私は、昔拾った少女、ノアと同居している。
何故拾ったのか……
私と境遇が似ていたから?……
正直、私でも、理由は分からない。
“この子を守らなければ”という使命感と、贖罪の意識だけが、体を無意識に動かしていた。
(どうしようかな)
仕事なんて、ないのに…
ただの小さな嘘だった。
それを補強しているうちに、取り返しのつかない嘘になった。
ノアには、私を普通の人として、見て欲しかった。
真っ当な仕事なんてしてない。
ただ、あの人達が困った時に、被検体として行くだけ。
私の身体は頑丈らしい。
たまに来る仕事と、ノアとの生活で、私は成り立っているのだろう。
「はぁ……」
(退屈だ……)
冬の外は、息をするだけで、白い煙を造り出す。
人混みの中で、何をしようか、考える。
(ノアにプレゼントでも、渡そうかな)
ぼやーっと脳を停止させて考える。
「クロエ?」
思考に邪魔が入る。
私に話しかける人など、いない。
誰なのか気になって、声の主の方を見る。
「なんだレオンか……」
少し拍子抜けした声で、そう言う。
レオンは昔、とても昔の友人だ。
「久しぶり。

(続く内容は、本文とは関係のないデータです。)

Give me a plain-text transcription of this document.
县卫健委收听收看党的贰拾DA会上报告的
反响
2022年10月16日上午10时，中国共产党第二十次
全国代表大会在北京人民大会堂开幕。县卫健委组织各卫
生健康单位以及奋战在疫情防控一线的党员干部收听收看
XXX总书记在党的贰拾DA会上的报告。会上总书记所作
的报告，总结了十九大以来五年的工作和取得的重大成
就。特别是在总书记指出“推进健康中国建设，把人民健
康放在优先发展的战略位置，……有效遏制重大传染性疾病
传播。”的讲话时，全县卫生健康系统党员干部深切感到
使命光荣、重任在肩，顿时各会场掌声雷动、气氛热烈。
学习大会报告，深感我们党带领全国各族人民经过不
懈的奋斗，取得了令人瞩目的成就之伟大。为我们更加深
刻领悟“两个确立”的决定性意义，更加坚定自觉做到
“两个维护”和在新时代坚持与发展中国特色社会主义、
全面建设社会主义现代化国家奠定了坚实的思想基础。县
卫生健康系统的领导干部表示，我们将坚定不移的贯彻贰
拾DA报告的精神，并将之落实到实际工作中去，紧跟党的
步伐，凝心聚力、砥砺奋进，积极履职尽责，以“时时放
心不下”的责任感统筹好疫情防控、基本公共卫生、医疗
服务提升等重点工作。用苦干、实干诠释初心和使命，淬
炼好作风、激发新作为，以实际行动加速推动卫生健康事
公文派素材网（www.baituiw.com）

こんな所にいたんだね。」
「そうだね、久しぶり。何年ぶりだろう。昔のように、公園にでも行く?」
「…公園にはいい思い出がない。
君も被害者だろ?」
「私は気にしてないよ」
「……」
レオンが黙り込む。
レオンはあの事、まだ気にしてるのか
「お買い物でも行こうよ。
買いたいものがあるんだ。」
「僕も行きたかった!
クロエの話も聞きたいし。」
積もる話もあるだろう。
レオンも私に言いたい事がある筈。
私たちは、大型ショッピングモールへ向かった。